Mr. Kurtzrock’s attorney, David Besso of Bay Shore, was unavailable to comment Wednesday but told Newsday the report was a “hit job” against his client, whom he described as “an honorable guy.” He denied that his client did anything intentionally.

While the District Attorney’s office remains “confident” in the convictions in all of Mr. Kurtzrock’s cases aside from Mr. Lawrence and his co-defendant, officials said they’ve made all non-produced Rosario, Brady and Giglio materials to all defendants and their counsel for their own review.
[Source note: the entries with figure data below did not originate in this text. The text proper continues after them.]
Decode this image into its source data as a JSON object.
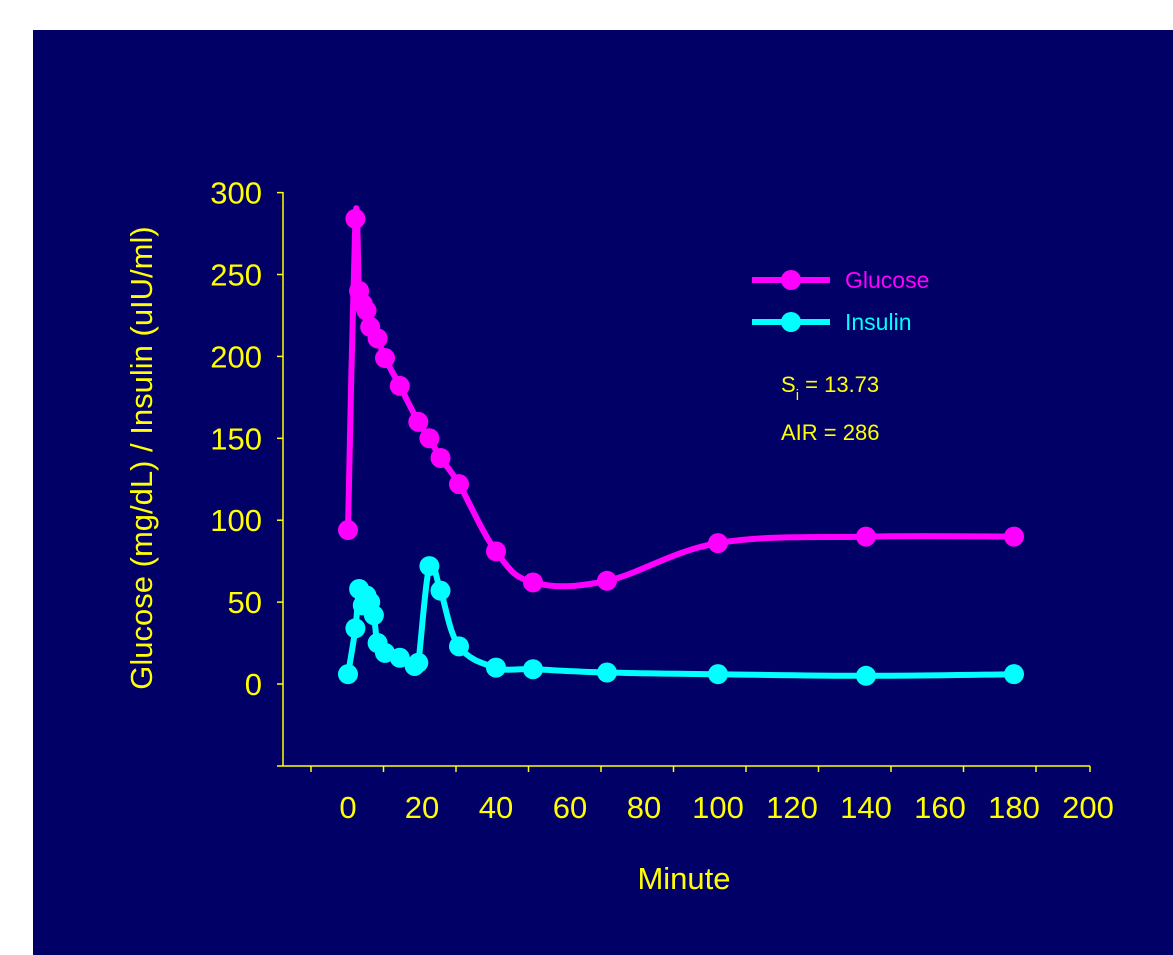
{
  "colors": {
    "slide_background": "#ffffff",
    "plot_background": "#000066",
    "axis_color": "#ffff00",
    "text_color": "#ffff00",
    "glucose_color": "#ff00ff",
    "insulin_color": "#00ffff"
  },
  "chart_data": {
    "type": "line",
    "title": "",
    "xlabel": "Minute",
    "ylabel": "Glucose (mg/dL) / Insulin (uIU/ml)",
    "xlim": [
      -10,
      200
    ],
    "ylim": [
      -45,
      300
    ],
    "x_ticks": [
      0,
      20,
      40,
      60,
      80,
      100,
      120,
      140,
      160,
      180,
      200
    ],
    "x_tick_labels": [
      "0",
      "20",
      "40",
      "60",
      "80",
      "100",
      "120",
      "140",
      "160",
      "180",
      "200"
    ],
    "y_ticks": [
      0,
      50,
      100,
      150,
      200,
      250,
      300
    ],
    "y_tick_labels": [
      "0",
      "50",
      "100",
      "150",
      "200",
      "250",
      "300"
    ],
    "grid": false,
    "legend_position": "top-right",
    "series": [
      {
        "name": "Glucose",
        "color": "#ff00ff",
        "points": [
          [
            0,
            94
          ],
          [
            2,
            284
          ],
          [
            3,
            240
          ],
          [
            4,
            232
          ],
          [
            5,
            228
          ],
          [
            6,
            218
          ],
          [
            8,
            211
          ],
          [
            10,
            199
          ],
          [
            14,
            182
          ],
          [
            19,
            160
          ],
          [
            22,
            150
          ],
          [
            25,
            138
          ],
          [
            30,
            122
          ],
          [
            40,
            81
          ],
          [
            50,
            62
          ],
          [
            70,
            63
          ],
          [
            100,
            86
          ],
          [
            140,
            90
          ],
          [
            180,
            90
          ]
        ]
      },
      {
        "name": "Insulin",
        "color": "#00ffff",
        "points": [
          [
            0,
            6
          ],
          [
            2,
            34
          ],
          [
            3,
            58
          ],
          [
            4,
            48
          ],
          [
            5,
            54
          ],
          [
            6,
            50
          ],
          [
            7,
            42
          ],
          [
            8,
            25
          ],
          [
            10,
            19
          ],
          [
            14,
            16
          ],
          [
            18,
            11
          ],
          [
            19,
            13
          ],
          [
            22,
            72
          ],
          [
            25,
            57
          ],
          [
            30,
            23
          ],
          [
            40,
            10
          ],
          [
            50,
            9
          ],
          [
            70,
            7
          ],
          [
            100,
            6
          ],
          [
            140,
            5
          ],
          [
            180,
            6
          ]
        ]
      }
    ],
    "annotations": {
      "si_main": "S",
      "si_sub": "i",
      "si_rest": " = 13.73",
      "air": "AIR = 286"
    }
  }
}
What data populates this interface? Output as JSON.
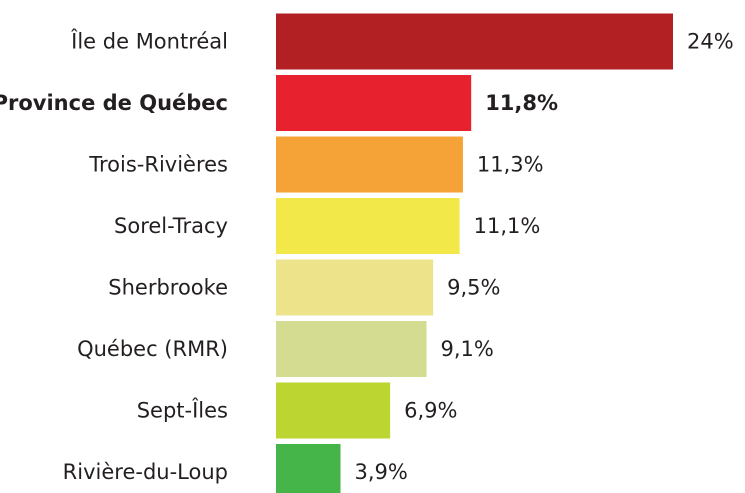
{
  "chart_data": {
    "type": "bar",
    "orientation": "horizontal",
    "categories": [
      "Île de Montréal",
      "Province de Québec",
      "Trois-Rivières",
      "Sorel-Tracy",
      "Sherbrooke",
      "Québec (RMR)",
      "Sept-Îles",
      "Rivière-du-Loup"
    ],
    "values": [
      24,
      11.8,
      11.3,
      11.1,
      9.5,
      9.1,
      6.9,
      3.9
    ],
    "value_labels": [
      "24%",
      "11,8%",
      "11,3%",
      "11,1%",
      "9,5%",
      "9,1%",
      "6,9%",
      "3,9%"
    ],
    "colors": [
      "#b22024",
      "#e8212f",
      "#f5a236",
      "#f3e84a",
      "#ede38a",
      "#d3dc90",
      "#bdd531",
      "#45b549"
    ],
    "bold": [
      false,
      true,
      false,
      false,
      false,
      false,
      false,
      false
    ],
    "xlim": [
      0,
      24
    ]
  }
}
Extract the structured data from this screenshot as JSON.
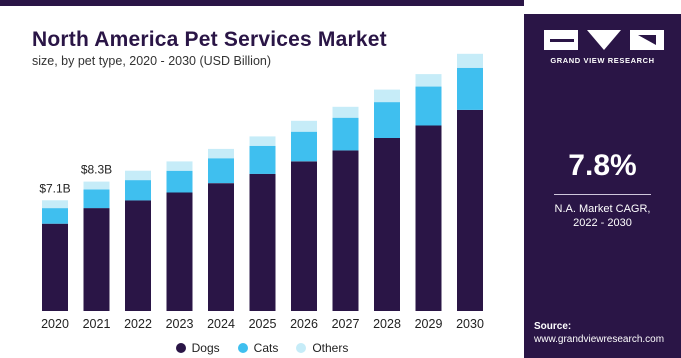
{
  "header": {
    "title": "North America Pet Services Market",
    "subtitle": "size, by pet type, 2020 - 2030 (USD Billion)"
  },
  "sidebar": {
    "brand": "GRAND VIEW RESEARCH",
    "cagr_value": "7.8%",
    "cagr_label_line1": "N.A. Market CAGR,",
    "cagr_label_line2": "2022 - 2030",
    "source_label": "Source:",
    "source_url": "www.grandviewresearch.com"
  },
  "colors": {
    "dogs": "#2a1546",
    "cats": "#3fbfef",
    "others": "#c6ecf8",
    "panel": "#2a1546"
  },
  "chart_data": {
    "type": "bar",
    "stacked": true,
    "categories": [
      "2020",
      "2021",
      "2022",
      "2023",
      "2024",
      "2025",
      "2026",
      "2027",
      "2028",
      "2029",
      "2030"
    ],
    "series": [
      {
        "name": "Dogs",
        "values": [
          5.6,
          6.6,
          7.1,
          7.6,
          8.2,
          8.8,
          9.6,
          10.3,
          11.1,
          11.9,
          12.9
        ]
      },
      {
        "name": "Cats",
        "values": [
          1.0,
          1.2,
          1.3,
          1.4,
          1.6,
          1.8,
          1.9,
          2.1,
          2.3,
          2.5,
          2.7
        ]
      },
      {
        "name": "Others",
        "values": [
          0.5,
          0.5,
          0.6,
          0.6,
          0.6,
          0.6,
          0.7,
          0.7,
          0.8,
          0.8,
          0.9
        ]
      }
    ],
    "data_labels": [
      {
        "category": "2020",
        "text": "$7.1B"
      },
      {
        "category": "2021",
        "text": "$8.3B"
      }
    ],
    "ylim": [
      0,
      17
    ],
    "grid": false,
    "legend": "bottom-center"
  }
}
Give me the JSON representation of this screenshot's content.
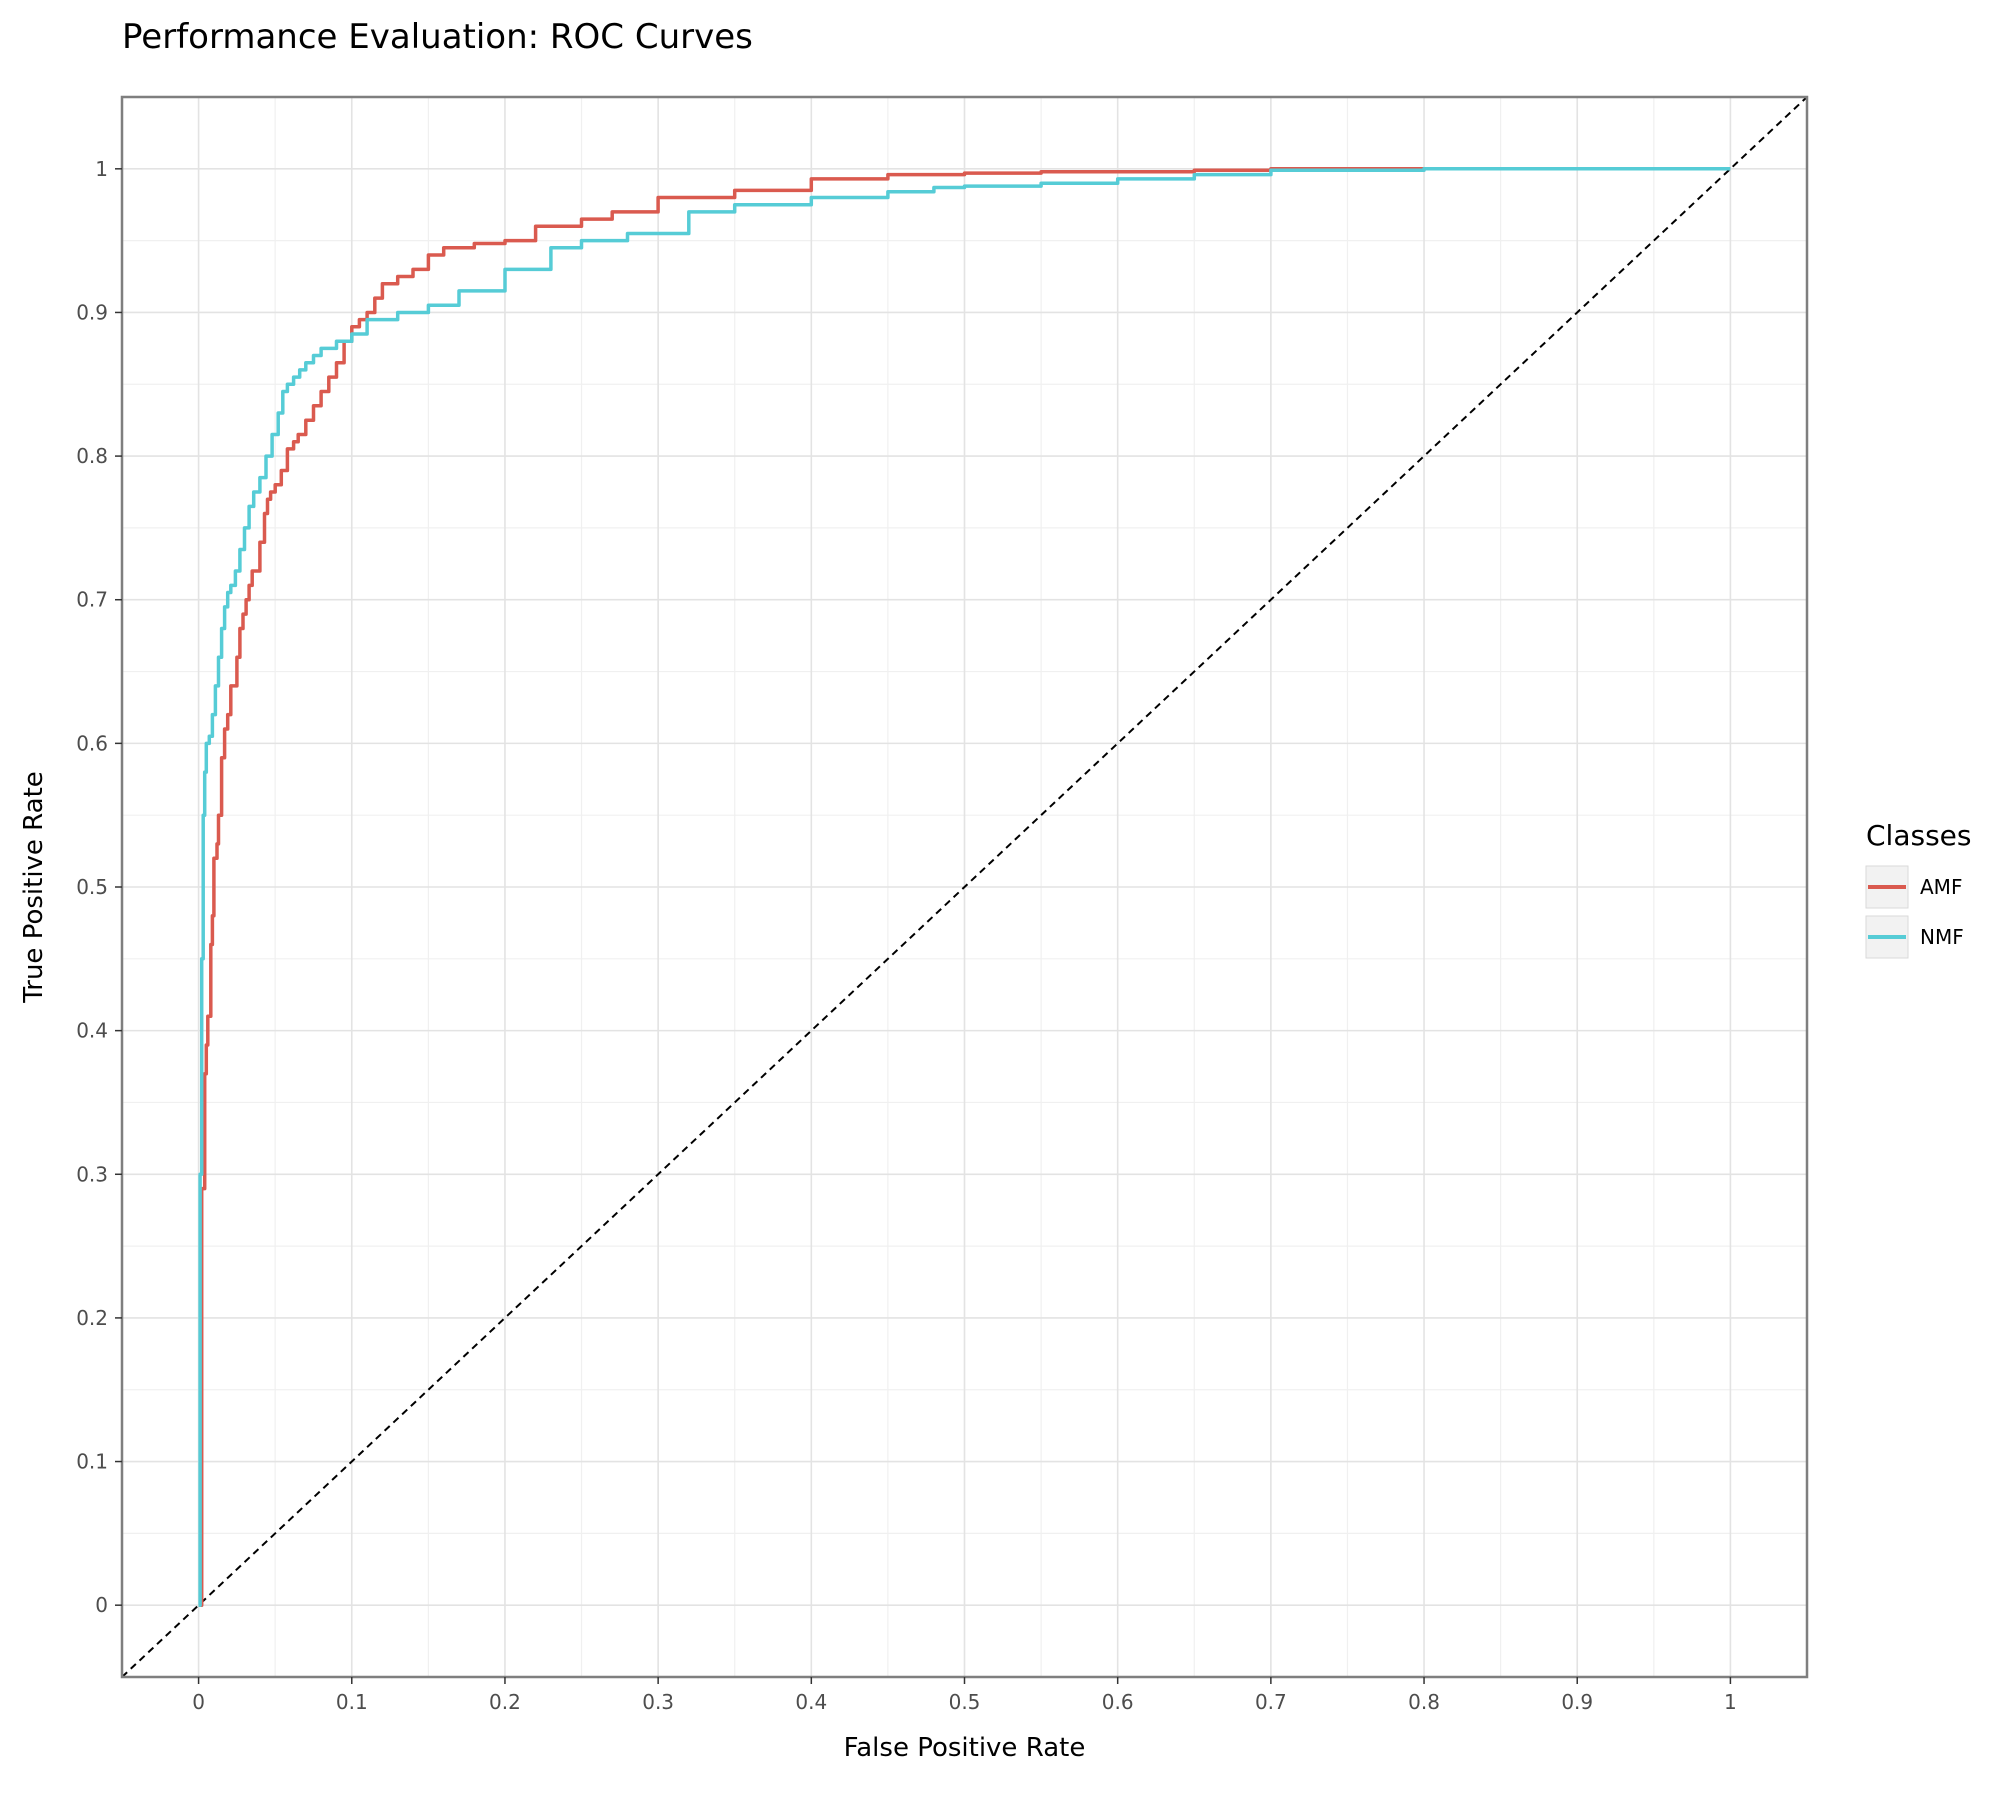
{
  "chart_data": {
    "type": "line",
    "title": "Performance Evaluation: ROC Curves",
    "xlabel": "False Positive Rate",
    "ylabel": "True Positive Rate",
    "xlim": [
      -0.05,
      1.05
    ],
    "ylim": [
      -0.05,
      1.05
    ],
    "xticks": [
      0,
      0.1,
      0.2,
      0.3,
      0.4,
      0.5,
      0.6,
      0.7,
      0.8,
      0.9,
      1
    ],
    "yticks": [
      0,
      0.1,
      0.2,
      0.3,
      0.4,
      0.5,
      0.6,
      0.7,
      0.8,
      0.9,
      1
    ],
    "xtick_labels": [
      "0",
      "0.1",
      "0.2",
      "0.3",
      "0.4",
      "0.5",
      "0.6",
      "0.7",
      "0.8",
      "0.9",
      "1"
    ],
    "ytick_labels": [
      "0",
      "0.1",
      "0.2",
      "0.3",
      "0.4",
      "0.5",
      "0.6",
      "0.7",
      "0.8",
      "0.9",
      "1"
    ],
    "grid": true,
    "legend": {
      "title": "Classes",
      "position": "right"
    },
    "reference_line": {
      "x": [
        -0.05,
        1.05
      ],
      "y": [
        -0.05,
        1.05
      ],
      "style": "dashed",
      "color": "#000000"
    },
    "series": [
      {
        "name": "AMF",
        "color": "#DA5A4F",
        "x": [
          0,
          0.002,
          0.002,
          0.004,
          0.005,
          0.006,
          0.008,
          0.009,
          0.01,
          0.012,
          0.013,
          0.015,
          0.017,
          0.019,
          0.021,
          0.025,
          0.027,
          0.029,
          0.031,
          0.033,
          0.035,
          0.04,
          0.043,
          0.045,
          0.047,
          0.05,
          0.054,
          0.058,
          0.062,
          0.065,
          0.07,
          0.075,
          0.08,
          0.085,
          0.09,
          0.095,
          0.1,
          0.105,
          0.11,
          0.115,
          0.12,
          0.13,
          0.14,
          0.15,
          0.16,
          0.18,
          0.2,
          0.22,
          0.25,
          0.27,
          0.3,
          0.35,
          0.4,
          0.45,
          0.5,
          0.55,
          0.6,
          0.65,
          0.7,
          0.8,
          0.9,
          1.0
        ],
        "y": [
          0,
          0.17,
          0.29,
          0.37,
          0.39,
          0.41,
          0.46,
          0.48,
          0.52,
          0.53,
          0.55,
          0.59,
          0.61,
          0.62,
          0.64,
          0.66,
          0.68,
          0.69,
          0.7,
          0.71,
          0.72,
          0.74,
          0.76,
          0.77,
          0.775,
          0.78,
          0.79,
          0.805,
          0.81,
          0.815,
          0.825,
          0.835,
          0.845,
          0.855,
          0.865,
          0.88,
          0.89,
          0.895,
          0.9,
          0.91,
          0.92,
          0.925,
          0.93,
          0.94,
          0.945,
          0.948,
          0.95,
          0.96,
          0.965,
          0.97,
          0.98,
          0.985,
          0.993,
          0.996,
          0.997,
          0.998,
          0.998,
          0.999,
          1.0,
          1.0,
          1.0,
          1.0
        ]
      },
      {
        "name": "NMF",
        "color": "#56CCD6",
        "x": [
          0,
          0.001,
          0.002,
          0.003,
          0.004,
          0.005,
          0.007,
          0.009,
          0.011,
          0.013,
          0.015,
          0.017,
          0.019,
          0.021,
          0.024,
          0.027,
          0.03,
          0.033,
          0.036,
          0.04,
          0.044,
          0.048,
          0.052,
          0.055,
          0.058,
          0.062,
          0.066,
          0.07,
          0.075,
          0.08,
          0.09,
          0.1,
          0.11,
          0.13,
          0.15,
          0.17,
          0.2,
          0.23,
          0.25,
          0.28,
          0.32,
          0.35,
          0.4,
          0.45,
          0.48,
          0.5,
          0.55,
          0.6,
          0.65,
          0.7,
          0.8,
          0.9,
          1.0
        ],
        "y": [
          0,
          0.3,
          0.45,
          0.55,
          0.58,
          0.6,
          0.605,
          0.62,
          0.64,
          0.66,
          0.68,
          0.695,
          0.705,
          0.71,
          0.72,
          0.735,
          0.75,
          0.765,
          0.775,
          0.785,
          0.8,
          0.815,
          0.83,
          0.845,
          0.85,
          0.855,
          0.86,
          0.865,
          0.87,
          0.875,
          0.88,
          0.885,
          0.895,
          0.9,
          0.905,
          0.915,
          0.93,
          0.945,
          0.95,
          0.955,
          0.97,
          0.975,
          0.98,
          0.984,
          0.987,
          0.988,
          0.99,
          0.993,
          0.996,
          0.999,
          1.0,
          1.0,
          1.0
        ]
      }
    ]
  }
}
The report has been shared with the Grievance Committee and Appellate Division to determine if additional measures are appropriate.

The investigation was conducted in a collaboration between the DA’s Conviction Integrity Bureau, which Mr. Sini created in 2018, and the New York Law School Post-Conviction Innocence Clinic, which was awarded a $275,000 federal grant in 2019.

Adele Bernhard, distinguished adjunct professor at New York Law School and director of the Post-Conviction Innocence Clinic, said the report “exemplifies the best practices of a modern prosecutorial team” that “prioritizes justice over winning.”